Cloud Infrastructure Service Providers in Europe (CISPE) has published a report on how the licensing antics of legacy software firms could distort the cloud marketplace.
The industry group is keen that protection from some of the chicanery turn up in the upcoming EU Digital Markets Act (DMA) and said: “It is imperative that the bad practices and unfair, anti-competitive behaviours of those that wield power to set licence terms are considered as part of the DMA.”
The DMA was proposed in December 2020 in order to tackle “large, systemic online platforms” that legislators believe act as “gatekeepers” to new market entrants. The act will be implemented in 2023, at the earliest.
“It must be made certain that these legacy software players will meet the definition of ‘Gatekeeper’ under the DMA terms, so this bad behaviours [sic] should be proscribed in the ex-ante requirements.”

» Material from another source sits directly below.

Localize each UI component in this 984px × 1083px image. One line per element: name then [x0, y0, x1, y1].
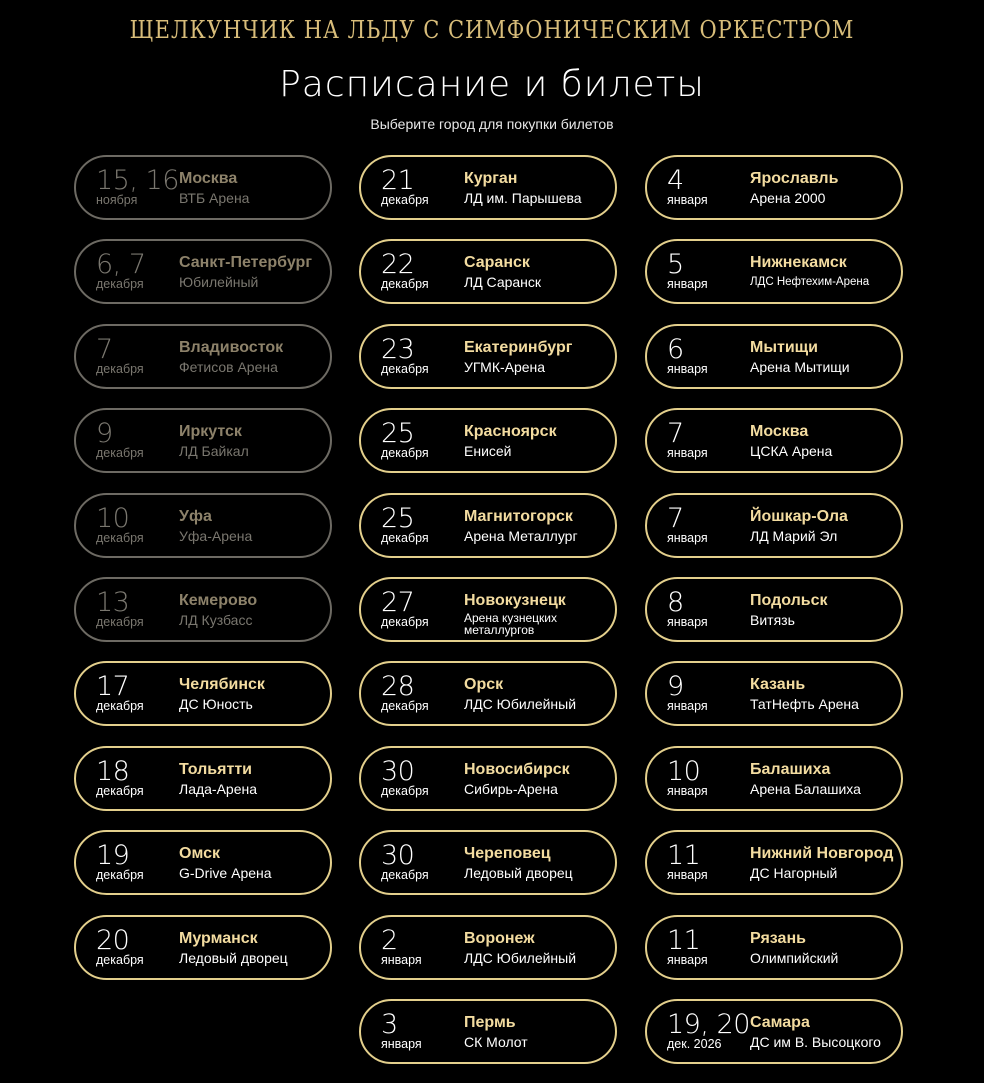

The research by Professor Frédéric Jenny, chairman of the OECD Competition Committee and professor at ESSEC Paris Business School, took aim at Microsoft and Oracle – taking Big Red to task for its billing practices. The research spared AWS, El Reg notes.
For Microsoft, Jenny highlighted the higher costs for using Microsoft’s productivity suite on third-party clouds while those using Azure had not suffered the same hikes. The report also noted that deals to shunt a licence from on-premises infrastructure to other clouds had gone in recent years, meaning that moving to a cloud that wasn’t Microsoft’s meant you were required to purchase new licences if you wished to carry on using its software.